Economistas Sin Fronteras

Rodolfo Rieznik —

La última reforma eléctrica formulada por el Gobierno en los primeros días de julio propone la liberalización definitiva de la tarifa eléctrica y los españoles pagaremos por la electricidad el precio que el sector nos imponga. Sólo admitirá como tarifa regulada un “bono social eléctrico” para familias numerosas de un mínimo de cinco personas que ingresen conjuntamente menos de 34.689 euros. El precio de la electricidad ha subido para la mayoría de los consumidores un 65% desde 2008. Según Eurostat, creció un 42% más que la media de los 27 de la UE y es el más alto después de Malta. Es una desgracia añadida a la capacidad de gasto de los ya saqueados bolsillos de los trabajadores, parados y pensionados.

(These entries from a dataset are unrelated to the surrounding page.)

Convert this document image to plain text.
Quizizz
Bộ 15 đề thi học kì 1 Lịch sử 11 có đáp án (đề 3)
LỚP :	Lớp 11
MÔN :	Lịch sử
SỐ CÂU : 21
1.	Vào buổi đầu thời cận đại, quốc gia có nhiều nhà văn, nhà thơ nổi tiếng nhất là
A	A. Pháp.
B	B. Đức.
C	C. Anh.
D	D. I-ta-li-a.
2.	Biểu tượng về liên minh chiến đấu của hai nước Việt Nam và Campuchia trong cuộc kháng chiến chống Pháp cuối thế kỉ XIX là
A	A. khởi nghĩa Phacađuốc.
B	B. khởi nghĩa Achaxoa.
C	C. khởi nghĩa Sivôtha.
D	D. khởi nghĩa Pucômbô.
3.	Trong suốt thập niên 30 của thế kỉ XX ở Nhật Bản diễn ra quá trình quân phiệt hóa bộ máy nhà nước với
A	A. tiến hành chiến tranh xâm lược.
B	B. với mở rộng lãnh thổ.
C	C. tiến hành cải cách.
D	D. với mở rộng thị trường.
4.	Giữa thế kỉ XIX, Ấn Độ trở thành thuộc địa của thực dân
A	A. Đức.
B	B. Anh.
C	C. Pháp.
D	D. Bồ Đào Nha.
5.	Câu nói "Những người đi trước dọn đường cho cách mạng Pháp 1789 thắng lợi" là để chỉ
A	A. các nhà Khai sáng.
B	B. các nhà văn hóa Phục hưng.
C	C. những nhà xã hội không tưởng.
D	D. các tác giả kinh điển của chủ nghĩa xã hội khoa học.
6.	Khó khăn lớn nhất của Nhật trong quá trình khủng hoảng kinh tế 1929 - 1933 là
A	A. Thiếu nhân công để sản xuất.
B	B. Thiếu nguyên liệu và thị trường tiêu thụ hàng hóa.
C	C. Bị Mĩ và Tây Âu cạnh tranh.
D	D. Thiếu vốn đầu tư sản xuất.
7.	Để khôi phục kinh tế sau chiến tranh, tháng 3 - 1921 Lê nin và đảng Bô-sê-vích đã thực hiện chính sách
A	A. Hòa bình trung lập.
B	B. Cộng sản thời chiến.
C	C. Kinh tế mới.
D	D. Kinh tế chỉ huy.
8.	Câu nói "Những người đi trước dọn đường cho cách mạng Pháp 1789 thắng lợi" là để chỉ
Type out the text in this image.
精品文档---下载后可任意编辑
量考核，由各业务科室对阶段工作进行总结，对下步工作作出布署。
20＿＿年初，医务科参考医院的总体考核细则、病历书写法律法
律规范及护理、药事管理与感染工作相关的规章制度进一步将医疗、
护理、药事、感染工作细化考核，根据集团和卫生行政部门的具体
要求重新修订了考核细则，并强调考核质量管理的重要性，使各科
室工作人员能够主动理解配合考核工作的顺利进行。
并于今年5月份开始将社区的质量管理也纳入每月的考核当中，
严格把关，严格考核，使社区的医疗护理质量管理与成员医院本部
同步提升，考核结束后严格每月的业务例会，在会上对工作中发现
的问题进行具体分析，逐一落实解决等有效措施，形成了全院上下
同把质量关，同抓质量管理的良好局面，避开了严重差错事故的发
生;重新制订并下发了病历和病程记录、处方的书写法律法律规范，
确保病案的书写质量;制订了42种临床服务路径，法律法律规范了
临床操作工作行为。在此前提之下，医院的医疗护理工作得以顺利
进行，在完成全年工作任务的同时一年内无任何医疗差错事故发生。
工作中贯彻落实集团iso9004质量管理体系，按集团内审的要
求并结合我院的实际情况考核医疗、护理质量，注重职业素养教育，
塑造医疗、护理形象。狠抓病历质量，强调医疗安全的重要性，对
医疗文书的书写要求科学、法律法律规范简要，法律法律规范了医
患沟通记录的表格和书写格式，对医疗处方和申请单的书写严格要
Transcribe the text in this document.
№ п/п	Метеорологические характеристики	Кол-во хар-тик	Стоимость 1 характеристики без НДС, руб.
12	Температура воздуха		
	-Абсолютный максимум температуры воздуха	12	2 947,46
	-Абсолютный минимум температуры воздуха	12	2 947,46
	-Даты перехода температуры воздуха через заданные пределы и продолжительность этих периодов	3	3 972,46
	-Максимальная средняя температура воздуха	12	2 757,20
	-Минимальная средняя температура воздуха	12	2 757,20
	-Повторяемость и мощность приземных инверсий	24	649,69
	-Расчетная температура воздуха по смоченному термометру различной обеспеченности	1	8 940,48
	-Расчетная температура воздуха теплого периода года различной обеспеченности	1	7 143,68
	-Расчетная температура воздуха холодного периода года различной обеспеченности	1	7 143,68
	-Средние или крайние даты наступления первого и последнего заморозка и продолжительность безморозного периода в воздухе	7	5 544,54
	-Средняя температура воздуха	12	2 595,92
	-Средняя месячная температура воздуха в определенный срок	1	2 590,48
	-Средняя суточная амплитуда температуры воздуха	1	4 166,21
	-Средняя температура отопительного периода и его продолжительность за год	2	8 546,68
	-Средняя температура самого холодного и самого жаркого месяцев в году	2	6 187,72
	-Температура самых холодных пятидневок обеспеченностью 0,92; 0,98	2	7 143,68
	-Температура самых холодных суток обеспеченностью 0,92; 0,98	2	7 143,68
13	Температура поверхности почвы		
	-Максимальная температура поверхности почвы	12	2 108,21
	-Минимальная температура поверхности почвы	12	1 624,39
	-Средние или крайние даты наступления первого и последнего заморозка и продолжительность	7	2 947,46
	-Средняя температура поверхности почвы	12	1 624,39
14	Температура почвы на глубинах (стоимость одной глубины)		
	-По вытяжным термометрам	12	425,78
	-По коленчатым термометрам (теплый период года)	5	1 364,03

Hasta ahora, el precio de la energía eléctrica estaba regulado, entre otros motivos, para facilitar un acceso más económico, que no universal, a los ciudadanos. Ahora bien, aun cuando el precio final estaba regulado, la fijación inicial del mismo por las empresas estaba liberalizado. La diferencia entre el precio regulado con el liberalizado, más otra serie de costes reconocidos de índole sectorial, económica y social, han ido conformando anualmente y desde 2003, años después de la liberalización o desregulación del sector en 1997, el llamado déficit de tarifa eléctrico. Éste suma 26.000 millones de euros, equivalente a un cuarto del déficit público total anual, y es otro escándalo económico que, como la burbuja inmobiliaria-bancaria, lo están soportando los más vulnerables de la sociedad. Los ciudadanos, y más en proporción los que menos ingresos tienen, pagan el déficit o bien a través de la subida continua de las tarifas de la electricidad o vía impuestos o bien indirectamente por los recortes compensatorios del gasto público.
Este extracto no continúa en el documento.